Shifts in Investment Patterns
Despite the positive contributions, the past few years have also highlighted significant challenges associated with foreign investment in NYC’s commercial real estate. One of the most notable trends has been the declining interest in traditional office spaces, which have historically been a favorite among international investors. The pandemic-induced shift towards remote work and the uncertainty surrounding the future of office spaces have led to a significant reduction in foreign investment in this sector, from 25% pre-pandemic to just 18% by 2024, as reported by Deloitte US. Office vacancies in Manhattan, for instance, climbed to 20.3% by mid-2024, further dampening foreign investor enthusiasm for this sector, according to financial services giant JP Morgan.
Geopolitical tensions, particularly between the U.S. and China, have also led to increased scrutiny and regulatory hurdles for foreign investors. Chinese investments, which once played a dominant role, have slowed considerably due to government-imposed capital restrictions and heightened regulatory oversight in the U.S. Additionally, the rising interest rates and economic uncertainties in 2024 have posed further challenges, making it more difficult for foreign investors to justify the high costs associated with NYC real estate. The shift towards secondary markets and alternative asset classes like industrial properties also reflects a broader trend of diversification away from traditional gateway markets like New York City.

Adapting to Global Trends
The period from 2020 to 2024 has been one of both resilience and transformation for New York City’s commercial real estate market. While the city has continued to attract significant foreign capital, the nature and focus of these investments have shifted in response to global trends and local challenges. The growing preference for industrial and multifamily properties highlights the adaptability of international investors, who are increasingly seeking opportunities that align with emerging economic realities and sectoral strengths.

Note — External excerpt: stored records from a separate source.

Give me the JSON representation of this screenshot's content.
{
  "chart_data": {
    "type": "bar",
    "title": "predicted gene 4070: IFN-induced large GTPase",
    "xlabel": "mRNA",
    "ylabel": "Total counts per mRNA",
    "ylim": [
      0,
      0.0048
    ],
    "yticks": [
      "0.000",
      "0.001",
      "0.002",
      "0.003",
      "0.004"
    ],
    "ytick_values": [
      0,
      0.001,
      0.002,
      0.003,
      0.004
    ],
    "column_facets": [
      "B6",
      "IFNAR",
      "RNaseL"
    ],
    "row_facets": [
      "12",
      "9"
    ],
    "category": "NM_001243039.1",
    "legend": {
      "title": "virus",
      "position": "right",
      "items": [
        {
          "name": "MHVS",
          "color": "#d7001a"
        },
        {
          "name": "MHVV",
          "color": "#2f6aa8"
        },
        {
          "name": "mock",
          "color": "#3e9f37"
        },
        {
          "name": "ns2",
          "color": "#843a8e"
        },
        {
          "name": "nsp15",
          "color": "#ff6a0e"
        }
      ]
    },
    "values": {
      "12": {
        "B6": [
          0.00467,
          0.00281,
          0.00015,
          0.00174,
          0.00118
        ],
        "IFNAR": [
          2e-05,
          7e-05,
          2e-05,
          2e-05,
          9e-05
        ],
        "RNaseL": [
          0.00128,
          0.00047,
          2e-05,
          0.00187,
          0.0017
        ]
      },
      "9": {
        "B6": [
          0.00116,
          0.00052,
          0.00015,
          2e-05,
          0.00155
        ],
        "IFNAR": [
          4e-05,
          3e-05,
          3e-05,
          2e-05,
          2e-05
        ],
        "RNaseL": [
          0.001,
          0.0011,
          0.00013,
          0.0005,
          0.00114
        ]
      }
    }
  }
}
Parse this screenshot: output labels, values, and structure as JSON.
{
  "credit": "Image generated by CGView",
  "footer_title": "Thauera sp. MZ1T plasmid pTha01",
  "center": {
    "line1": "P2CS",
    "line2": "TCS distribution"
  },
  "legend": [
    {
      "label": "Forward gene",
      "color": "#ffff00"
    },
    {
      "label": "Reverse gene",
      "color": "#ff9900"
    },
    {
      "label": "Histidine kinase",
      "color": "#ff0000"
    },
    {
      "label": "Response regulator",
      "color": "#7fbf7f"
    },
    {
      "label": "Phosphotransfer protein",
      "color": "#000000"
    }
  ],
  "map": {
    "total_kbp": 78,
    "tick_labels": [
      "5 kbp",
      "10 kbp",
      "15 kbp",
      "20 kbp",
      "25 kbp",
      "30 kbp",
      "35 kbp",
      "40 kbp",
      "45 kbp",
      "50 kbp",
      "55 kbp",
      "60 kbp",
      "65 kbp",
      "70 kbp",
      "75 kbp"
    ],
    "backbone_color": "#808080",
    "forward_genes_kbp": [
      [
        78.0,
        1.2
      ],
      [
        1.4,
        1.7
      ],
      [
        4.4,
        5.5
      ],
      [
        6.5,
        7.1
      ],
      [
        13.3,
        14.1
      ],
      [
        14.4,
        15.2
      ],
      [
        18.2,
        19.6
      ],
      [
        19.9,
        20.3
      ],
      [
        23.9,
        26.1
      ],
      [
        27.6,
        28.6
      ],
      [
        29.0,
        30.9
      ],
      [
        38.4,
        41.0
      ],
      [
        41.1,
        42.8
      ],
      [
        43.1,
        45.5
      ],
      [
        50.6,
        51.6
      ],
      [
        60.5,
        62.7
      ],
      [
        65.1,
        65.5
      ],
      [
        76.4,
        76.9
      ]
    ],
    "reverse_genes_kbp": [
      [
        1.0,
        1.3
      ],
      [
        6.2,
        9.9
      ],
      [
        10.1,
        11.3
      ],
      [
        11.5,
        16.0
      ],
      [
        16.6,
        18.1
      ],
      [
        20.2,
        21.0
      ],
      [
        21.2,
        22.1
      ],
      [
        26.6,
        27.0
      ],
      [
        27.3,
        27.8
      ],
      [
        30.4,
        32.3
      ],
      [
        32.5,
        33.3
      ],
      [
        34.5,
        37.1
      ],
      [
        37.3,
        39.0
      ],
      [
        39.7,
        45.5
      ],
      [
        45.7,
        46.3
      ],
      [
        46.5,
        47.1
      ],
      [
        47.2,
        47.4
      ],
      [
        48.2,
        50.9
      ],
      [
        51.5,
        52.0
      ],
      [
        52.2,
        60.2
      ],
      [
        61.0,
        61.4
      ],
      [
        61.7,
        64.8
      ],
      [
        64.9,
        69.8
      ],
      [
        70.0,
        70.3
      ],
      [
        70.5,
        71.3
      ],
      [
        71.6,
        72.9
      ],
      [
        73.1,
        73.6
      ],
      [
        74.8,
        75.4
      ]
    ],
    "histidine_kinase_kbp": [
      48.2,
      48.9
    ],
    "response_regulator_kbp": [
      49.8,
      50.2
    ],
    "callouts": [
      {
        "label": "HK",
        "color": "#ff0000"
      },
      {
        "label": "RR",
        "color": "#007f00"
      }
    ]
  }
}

Looking ahead, the role of foreign investment in NYC’s commercial real estate will likely continue to evolve. As the city navigates the post-pandemic landscape, maintaining its appeal to international investors will be crucial. This will require addressing the challenges associated with office vacancies, regulatory complexities, and the broader economic environment. Nonetheless, the foundational strengths of New York City as a global financial center and its ability to attract capital from around the world remain robust, ensuring its continued prominence in the international real estate market.